A white felon is more likely than an African American with a clean record to get hired for a low-wage job. Some Asian-American high school students avoid checking “Asian” on their college applications because there is evidence that schools are less likely to accept Asian applicants. And on playgrounds across the country, preschoolers are picking playmates based on skin color. These are just three examples illustrating the fact that in what is supposed to be a post-racial society, race and skin color still matter.
In an absorbing, eye-opening, and sometimes shocking session during a recent Best Practice Session at Ernst & Young’s New York City headquarters, members learned from keynote speaker Katherine Phillips, a professor of leadership and ethics at Columbia Business School, that race has an impact in the United States when it comes to job seeking, wealth building, advancement, and surviving a rough economy. She noted that the rate of unemployment in today’s challenging economic landscape is nearly 17 percent for African Americans, compared to 12 percent for Latinos and 8 percent for whites.
Racism and colorism are sticky and pervasive. Yet, they are not uniquely American. As Phillips described, skin color plays a role in people’s status, economic circumstances, self-worth, and social interactions in societies all over the world—and has done so for centuries. Skin color is embedded in caste systems across the globe, with higher status ascribed to those with lighter complexions. It is the result of European dominance throughout much of history. And it persists.
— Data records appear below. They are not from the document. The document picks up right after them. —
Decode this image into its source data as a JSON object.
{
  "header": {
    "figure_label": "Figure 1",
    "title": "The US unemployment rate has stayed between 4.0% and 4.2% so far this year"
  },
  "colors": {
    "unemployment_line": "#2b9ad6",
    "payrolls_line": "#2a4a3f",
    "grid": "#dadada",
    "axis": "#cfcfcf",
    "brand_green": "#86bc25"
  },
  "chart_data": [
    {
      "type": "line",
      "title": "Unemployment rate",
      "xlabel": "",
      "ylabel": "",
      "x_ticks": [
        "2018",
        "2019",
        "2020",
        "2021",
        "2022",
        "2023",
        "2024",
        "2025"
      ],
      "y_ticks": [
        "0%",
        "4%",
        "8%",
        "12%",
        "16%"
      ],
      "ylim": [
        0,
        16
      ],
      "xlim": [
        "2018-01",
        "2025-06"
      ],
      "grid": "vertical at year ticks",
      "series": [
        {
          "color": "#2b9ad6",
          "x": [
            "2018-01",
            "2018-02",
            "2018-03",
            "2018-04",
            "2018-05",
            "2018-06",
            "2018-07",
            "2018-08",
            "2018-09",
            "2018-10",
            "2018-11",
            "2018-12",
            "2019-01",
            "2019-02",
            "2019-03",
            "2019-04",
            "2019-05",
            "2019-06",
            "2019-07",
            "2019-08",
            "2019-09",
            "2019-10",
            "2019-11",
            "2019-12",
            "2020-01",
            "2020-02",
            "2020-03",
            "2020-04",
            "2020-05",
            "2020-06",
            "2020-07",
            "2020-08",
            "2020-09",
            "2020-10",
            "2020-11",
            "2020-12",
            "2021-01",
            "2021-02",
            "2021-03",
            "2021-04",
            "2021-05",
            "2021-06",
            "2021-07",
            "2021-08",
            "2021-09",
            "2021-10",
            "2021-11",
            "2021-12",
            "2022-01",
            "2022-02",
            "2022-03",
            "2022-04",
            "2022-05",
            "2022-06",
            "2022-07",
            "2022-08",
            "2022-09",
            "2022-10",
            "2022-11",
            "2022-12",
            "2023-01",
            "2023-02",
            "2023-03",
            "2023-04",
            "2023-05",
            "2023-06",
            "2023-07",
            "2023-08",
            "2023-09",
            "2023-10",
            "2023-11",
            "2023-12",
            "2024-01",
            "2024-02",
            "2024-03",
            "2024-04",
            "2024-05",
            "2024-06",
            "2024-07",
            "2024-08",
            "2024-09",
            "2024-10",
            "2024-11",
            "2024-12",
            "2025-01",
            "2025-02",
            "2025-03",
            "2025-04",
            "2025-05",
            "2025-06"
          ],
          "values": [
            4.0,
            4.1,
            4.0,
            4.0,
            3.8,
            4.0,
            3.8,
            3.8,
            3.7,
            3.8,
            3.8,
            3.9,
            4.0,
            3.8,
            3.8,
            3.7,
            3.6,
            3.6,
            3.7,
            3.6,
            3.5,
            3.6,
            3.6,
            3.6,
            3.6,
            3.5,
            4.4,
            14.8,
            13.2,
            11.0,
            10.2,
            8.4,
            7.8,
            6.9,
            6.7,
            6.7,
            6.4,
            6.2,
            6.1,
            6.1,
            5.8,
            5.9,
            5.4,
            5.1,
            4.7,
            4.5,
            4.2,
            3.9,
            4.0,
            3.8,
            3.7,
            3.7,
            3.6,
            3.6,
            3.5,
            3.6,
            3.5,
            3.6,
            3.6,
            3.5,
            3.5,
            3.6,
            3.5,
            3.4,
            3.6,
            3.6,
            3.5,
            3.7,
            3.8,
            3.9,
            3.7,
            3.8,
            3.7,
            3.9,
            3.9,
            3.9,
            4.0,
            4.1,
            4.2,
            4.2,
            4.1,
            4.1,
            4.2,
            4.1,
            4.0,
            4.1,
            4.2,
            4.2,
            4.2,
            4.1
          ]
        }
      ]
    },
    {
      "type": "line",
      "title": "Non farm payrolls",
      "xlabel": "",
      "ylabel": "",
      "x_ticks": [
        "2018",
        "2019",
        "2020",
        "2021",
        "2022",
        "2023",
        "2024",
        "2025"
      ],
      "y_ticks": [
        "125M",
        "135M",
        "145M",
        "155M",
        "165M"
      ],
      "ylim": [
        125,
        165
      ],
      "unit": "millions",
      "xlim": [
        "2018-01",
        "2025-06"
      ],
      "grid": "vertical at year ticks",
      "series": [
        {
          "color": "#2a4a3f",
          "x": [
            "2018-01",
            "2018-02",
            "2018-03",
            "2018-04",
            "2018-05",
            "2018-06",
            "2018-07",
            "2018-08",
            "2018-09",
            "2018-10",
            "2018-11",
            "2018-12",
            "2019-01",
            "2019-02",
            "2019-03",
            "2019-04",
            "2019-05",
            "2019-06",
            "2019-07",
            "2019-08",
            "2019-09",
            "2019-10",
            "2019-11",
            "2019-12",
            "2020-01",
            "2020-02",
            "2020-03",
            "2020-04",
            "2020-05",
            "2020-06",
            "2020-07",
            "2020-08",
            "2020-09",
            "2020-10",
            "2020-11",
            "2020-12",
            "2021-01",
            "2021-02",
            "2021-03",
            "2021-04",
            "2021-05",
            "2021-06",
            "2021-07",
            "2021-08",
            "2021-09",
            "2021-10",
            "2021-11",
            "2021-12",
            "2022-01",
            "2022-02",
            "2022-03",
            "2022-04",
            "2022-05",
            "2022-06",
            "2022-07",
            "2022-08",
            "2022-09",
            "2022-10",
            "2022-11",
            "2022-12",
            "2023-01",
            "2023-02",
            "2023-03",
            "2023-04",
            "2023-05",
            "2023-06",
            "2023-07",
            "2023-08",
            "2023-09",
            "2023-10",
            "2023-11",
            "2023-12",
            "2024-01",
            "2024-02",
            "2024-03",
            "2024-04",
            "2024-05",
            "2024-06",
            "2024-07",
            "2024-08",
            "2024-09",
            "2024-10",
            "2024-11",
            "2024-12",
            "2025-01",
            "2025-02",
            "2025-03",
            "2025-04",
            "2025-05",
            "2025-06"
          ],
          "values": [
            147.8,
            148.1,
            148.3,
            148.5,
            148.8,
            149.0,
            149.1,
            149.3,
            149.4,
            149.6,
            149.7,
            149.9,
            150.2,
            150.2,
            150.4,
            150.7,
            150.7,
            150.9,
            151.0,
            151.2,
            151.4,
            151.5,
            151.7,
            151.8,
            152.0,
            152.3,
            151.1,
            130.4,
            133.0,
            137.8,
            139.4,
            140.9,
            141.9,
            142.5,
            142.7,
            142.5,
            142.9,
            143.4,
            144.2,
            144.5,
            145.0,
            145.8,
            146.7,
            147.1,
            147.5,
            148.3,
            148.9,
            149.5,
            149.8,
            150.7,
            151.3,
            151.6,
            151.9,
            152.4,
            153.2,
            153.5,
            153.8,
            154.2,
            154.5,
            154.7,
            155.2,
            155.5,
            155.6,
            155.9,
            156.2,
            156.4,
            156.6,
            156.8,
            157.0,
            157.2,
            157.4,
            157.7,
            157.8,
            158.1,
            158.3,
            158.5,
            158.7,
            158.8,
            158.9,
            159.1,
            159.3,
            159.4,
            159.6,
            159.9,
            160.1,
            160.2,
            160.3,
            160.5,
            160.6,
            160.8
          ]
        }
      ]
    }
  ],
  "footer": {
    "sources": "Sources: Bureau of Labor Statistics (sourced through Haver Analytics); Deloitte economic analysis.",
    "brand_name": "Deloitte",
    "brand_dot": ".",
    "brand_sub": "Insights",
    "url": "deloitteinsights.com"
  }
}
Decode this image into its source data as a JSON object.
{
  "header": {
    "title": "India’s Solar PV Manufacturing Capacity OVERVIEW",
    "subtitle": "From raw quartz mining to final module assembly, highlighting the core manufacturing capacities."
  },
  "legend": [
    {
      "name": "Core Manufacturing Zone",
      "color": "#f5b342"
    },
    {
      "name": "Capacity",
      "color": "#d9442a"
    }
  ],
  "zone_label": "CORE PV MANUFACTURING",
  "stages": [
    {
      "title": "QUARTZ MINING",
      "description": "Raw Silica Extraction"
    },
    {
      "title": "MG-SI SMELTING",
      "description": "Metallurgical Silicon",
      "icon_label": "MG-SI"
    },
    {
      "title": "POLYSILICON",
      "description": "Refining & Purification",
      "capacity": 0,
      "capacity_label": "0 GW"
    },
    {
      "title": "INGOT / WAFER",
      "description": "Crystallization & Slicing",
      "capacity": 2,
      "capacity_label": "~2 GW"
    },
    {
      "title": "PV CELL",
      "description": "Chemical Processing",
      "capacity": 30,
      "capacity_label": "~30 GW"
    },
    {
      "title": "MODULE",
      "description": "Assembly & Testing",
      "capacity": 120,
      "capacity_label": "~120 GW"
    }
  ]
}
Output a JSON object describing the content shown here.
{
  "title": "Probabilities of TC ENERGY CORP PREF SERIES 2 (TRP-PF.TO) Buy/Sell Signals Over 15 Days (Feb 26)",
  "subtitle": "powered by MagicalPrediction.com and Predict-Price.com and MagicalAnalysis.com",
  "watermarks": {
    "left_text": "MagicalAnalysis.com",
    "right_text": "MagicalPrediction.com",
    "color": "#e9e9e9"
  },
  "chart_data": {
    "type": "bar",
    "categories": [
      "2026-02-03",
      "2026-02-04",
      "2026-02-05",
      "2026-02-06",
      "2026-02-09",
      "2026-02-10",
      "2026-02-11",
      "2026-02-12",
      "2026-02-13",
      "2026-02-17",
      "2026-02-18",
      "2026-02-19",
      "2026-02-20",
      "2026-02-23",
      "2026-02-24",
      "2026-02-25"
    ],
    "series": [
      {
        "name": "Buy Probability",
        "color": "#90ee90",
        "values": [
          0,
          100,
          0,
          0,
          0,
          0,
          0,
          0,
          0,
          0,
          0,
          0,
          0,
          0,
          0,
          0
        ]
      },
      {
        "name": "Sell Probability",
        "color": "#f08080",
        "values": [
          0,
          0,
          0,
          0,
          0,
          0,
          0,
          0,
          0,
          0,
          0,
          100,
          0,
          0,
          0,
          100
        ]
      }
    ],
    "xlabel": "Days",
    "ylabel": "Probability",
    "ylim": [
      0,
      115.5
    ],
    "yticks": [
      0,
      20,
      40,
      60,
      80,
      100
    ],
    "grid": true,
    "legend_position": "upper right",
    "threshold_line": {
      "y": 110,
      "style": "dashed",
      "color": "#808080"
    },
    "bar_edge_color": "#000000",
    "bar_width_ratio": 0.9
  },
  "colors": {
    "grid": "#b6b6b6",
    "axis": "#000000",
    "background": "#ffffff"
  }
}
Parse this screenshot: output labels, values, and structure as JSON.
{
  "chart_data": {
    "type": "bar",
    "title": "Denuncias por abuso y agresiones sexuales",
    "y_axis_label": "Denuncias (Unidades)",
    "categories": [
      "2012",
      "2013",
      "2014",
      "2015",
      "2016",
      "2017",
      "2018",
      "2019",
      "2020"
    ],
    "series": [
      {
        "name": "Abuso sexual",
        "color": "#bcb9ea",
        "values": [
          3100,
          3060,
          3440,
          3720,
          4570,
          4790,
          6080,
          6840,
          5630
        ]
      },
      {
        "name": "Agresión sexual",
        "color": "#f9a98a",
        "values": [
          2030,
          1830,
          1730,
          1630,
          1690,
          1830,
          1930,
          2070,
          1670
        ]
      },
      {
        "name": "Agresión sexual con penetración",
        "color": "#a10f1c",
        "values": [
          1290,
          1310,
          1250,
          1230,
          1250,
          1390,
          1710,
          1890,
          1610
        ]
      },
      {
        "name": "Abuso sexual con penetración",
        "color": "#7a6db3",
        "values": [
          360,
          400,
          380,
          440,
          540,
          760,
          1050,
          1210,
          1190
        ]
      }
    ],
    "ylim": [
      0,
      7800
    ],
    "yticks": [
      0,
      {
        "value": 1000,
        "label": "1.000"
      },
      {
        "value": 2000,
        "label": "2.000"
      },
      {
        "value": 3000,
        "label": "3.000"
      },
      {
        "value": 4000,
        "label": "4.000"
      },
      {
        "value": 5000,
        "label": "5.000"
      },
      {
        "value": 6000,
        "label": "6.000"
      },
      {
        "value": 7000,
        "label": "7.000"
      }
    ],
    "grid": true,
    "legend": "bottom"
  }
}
White and Asian Brazilians earn, on average, twice as much as Brazilians of African descent, according to Phillips’ research. In India, where those with fairer skin receive preferential treatment, the market for skin whitening creams is a $132 million business that grows 18 percent annually. In various parts of eastern Asia, four in 10 women use creams to lighten their skin tone.
Phillips’ messages were reinforced by a panel that included Ronald Hall, a professor with the School of Social Work at Michigan State University, who illustrated the self-hate among people of color that results from buying in to what he called the “bleached ideal.” Race, he said, is a proxy for skin color, with white being the ideal. He indicated that, ironically, when people of color achieve status or power, they can exhibit the same prejudices as white people do—primarily because skin color is wielded as a tool for achieving power and domination.
The panel also featured Kam Wong, the associate director of workforce diversity and compliance programs at City University of New York, who thoroughly debunked the “model minority” myth, which assumes that Asians are smarter, more affluent, and more successful than the general population. Wong described the vast diversity within the Asian-American population, which has grown rapidly in the United States over the past 10 years. Despite their “model minority” status, many live below the poverty line, do not complete college, and do not even finish high school. According to Wong, Asian Americans and Pacific Islanders are the largest targets for hate crimes and bullying—likely because they are perceived as too mild mannered to speak out against the behavior.
The final panel participant, Louise Covert, principal of Analogies Consulting, described the need to view “whiteness” from a unique cultural standpoint, rather than thinking of it as simply “the norm.” Just as race and skin color shape the lives of people of color, they shape the lives of white people. Covert offered this little-known tidbit: in Pre-Revolutionary America, skin color was less of a barrier and races tended to interact relatively freely. During colonial times, groups in power began to leverage skin color as a way to establish difference and to wield power.
Acknowledging racism and colorism as a critical barrier to inclusiveness makes the diversity practitioner’s job that much harder. As one attendee asked, how do we approach our CEOs and executive leadership and tell them that despite their support of various inclusion activities and diversity strategies, we now need to talk to them about “their whiteness?”
The best practice session offered some next steps and other opportunities for nudging forward, bit by bit, the effort to uproot racism, at least within our organizations. Simply creating awareness—pulling the challenge of race and skin color out of hiding—puts the problem in the open, where it can be tackled. From there, organizations should pursue opportunities for authenticity—reviewing policies, practices, rewards, and workforce behaviors to ensure they don’t inadvertently reinforce a culture that validates “whiteness.” Ensuring every person has an opportunity to bring their full selves to the workplace—and ensuring they don’t have to “act white” to succeed—is the end goal.